Did Hungarian doctors accept "blood money" for every patient they vaccinated against COVID-19, even though they knew the jab was killing people? No, that's not true: The claim stems from a series of posts by U.S. antivax bloggers about a Kentucky health insurer's plan to incentivize COVID-19 vaccinations in 2021. There is no evidence any Hungarian doctor ever participated in the plan.
Moreover, Hungarian or European medical authorities have declared all six COVID-19 vaccines available in Hungary safe and effective for the general population.
The claim appeared in a video (archived here) posted to TikTok on April 14, 2023, showing another post that had appeared earlier on Facebook. It read (translated by Lead Stories from Hungarian into English):
American doctors got a $125 reward, BLOOD MONEY, for every single vaccination against coronavirus. This same payment probably applied everywhere in the world. Now I understand why Hungarian doctors tried so hard to vaccinate everybody. Human life did not matter to them, just money.
This is what the post looked like on TikTok at the time of writing:
(Source: TikTok screenshot taken on Tue Apr 25 13:54:28 2023 UTC)
The Facebook post's source of information is a Hungarian-language article titled, "The Price of Judas Doctors," published by antivax blogger Mária Magdolna Szőke on Substack on April 13, 2023. Szőke acknowledges that the vaccination-incentive scheme is specific to the U.S., but adds:
Let's not forget that, according to globalist principles, the playbook is the same all over the world, so it's not hard to realize that doctors in Hungary ... reaped a nice benefit if they injected as many of their patients as possible with the COVID poison that mendaciously passes itself off as a vaccine.
Szőke's blog post takes its cue from a chain of English-language antivax articles that began appearing on Substack on April 9, 2023. These posts criticize an incentive plan that the Kentucky branch of Anthem Blue Cross Blue Shield, a health insurer, offered doctors in October 2021 to encourage vaccinations of Anthem clients against COVID-19. The plan, details of which are available on Anthem's website, offers doctors a bonus of as much as $250 per vaccinated Anthem policy holder, not $125 as the posts claim.
On April 13, 2023, U.S. Rep.

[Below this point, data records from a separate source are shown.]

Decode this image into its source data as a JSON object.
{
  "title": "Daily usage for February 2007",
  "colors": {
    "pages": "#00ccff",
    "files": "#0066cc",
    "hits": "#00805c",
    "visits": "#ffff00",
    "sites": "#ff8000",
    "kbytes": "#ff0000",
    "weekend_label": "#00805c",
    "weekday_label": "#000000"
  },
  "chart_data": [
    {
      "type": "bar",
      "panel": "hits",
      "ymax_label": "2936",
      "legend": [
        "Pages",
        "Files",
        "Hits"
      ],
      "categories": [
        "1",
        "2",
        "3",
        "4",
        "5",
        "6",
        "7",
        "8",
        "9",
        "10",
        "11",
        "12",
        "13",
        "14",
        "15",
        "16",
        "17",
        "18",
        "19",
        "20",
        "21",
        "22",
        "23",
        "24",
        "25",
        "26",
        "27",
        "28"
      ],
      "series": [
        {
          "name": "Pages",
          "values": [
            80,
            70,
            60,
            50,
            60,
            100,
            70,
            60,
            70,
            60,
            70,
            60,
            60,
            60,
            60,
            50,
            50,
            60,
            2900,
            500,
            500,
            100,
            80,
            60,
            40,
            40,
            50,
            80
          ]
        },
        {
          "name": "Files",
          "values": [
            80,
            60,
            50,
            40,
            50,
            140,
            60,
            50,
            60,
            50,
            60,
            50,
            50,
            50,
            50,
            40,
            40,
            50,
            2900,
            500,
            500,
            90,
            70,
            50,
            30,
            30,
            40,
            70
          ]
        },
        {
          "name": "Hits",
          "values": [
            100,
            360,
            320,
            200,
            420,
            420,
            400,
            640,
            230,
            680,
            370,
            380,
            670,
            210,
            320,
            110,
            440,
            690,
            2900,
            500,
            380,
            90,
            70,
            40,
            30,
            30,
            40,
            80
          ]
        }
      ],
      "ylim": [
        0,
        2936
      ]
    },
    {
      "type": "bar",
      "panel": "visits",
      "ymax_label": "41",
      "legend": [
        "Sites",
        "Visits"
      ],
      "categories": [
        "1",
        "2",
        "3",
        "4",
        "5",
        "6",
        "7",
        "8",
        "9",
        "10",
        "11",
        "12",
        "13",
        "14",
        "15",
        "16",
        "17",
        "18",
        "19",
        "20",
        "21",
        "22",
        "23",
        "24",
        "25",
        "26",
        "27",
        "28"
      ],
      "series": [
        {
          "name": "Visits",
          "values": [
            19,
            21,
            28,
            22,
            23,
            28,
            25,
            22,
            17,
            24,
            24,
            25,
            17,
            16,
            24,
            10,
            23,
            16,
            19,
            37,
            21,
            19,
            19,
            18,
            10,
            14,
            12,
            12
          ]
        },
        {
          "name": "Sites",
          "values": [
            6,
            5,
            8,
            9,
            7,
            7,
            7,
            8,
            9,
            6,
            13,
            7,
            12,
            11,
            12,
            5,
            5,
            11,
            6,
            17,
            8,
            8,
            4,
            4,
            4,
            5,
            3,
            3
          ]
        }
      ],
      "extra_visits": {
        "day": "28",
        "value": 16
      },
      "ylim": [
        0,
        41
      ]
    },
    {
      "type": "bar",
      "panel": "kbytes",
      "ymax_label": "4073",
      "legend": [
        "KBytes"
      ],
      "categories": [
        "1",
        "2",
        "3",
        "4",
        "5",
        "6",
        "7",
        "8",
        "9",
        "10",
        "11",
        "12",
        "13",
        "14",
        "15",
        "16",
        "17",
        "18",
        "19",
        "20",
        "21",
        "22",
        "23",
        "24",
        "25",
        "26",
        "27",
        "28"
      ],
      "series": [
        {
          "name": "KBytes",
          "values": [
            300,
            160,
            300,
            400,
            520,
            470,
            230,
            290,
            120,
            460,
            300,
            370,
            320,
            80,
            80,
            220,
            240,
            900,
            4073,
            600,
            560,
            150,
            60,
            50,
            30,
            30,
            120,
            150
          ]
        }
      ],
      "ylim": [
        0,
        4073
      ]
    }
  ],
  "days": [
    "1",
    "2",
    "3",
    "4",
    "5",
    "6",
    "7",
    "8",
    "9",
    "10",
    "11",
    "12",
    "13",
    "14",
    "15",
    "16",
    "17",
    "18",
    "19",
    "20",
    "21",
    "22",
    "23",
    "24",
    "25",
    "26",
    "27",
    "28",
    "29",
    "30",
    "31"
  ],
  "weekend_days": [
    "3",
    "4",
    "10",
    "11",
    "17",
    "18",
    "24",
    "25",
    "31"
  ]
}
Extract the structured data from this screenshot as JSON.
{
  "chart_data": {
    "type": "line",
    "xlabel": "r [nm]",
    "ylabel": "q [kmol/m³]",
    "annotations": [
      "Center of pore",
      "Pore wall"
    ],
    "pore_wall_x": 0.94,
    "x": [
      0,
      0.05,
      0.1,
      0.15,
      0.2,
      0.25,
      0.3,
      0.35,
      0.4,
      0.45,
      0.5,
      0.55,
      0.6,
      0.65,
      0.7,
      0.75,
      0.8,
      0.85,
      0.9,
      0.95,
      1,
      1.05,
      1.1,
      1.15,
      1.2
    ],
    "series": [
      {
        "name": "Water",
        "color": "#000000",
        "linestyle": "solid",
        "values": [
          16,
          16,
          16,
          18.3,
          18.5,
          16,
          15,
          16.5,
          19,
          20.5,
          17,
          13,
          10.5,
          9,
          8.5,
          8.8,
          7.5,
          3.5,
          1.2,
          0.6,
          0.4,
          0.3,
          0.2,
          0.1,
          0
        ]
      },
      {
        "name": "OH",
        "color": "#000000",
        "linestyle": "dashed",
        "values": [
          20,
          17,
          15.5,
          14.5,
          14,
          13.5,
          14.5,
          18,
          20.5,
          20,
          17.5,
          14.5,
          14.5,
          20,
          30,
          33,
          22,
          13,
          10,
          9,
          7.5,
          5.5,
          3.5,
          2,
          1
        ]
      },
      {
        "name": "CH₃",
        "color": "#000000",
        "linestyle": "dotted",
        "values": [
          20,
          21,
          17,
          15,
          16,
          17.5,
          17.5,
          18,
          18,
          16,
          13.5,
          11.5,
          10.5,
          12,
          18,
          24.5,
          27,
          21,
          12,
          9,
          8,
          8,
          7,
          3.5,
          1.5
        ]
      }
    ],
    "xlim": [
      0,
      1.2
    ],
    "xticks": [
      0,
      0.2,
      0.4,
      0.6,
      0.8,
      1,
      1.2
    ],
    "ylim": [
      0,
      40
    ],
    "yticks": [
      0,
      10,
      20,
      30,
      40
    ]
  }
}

Thomas Massie, a vaccine-policy skeptic from Kentucky, amplified the antivaxxers' angst when he tweeted:
Your primary care provider was bribed to suggest you should take the COVID vaccine.
Monetary incentives are a common tool that insurers and governments use to encourage vaccinations as part of broader risk-management policies, both in the U.S. and Europe.
The Kentucky branch of Anthem is not registered as an insurer in Hungary and there is no evidence that it ever remunerated any Hungarian doctor for administering COVID-19 vaccinations.
Lead Stories asked the Hungarian National Public Health Center whether doctors received other cash incentives for Covid-19 vaccinations, and also contacted Anthem for reaction to Massie's accusation of bribery. We will update this story if they respond.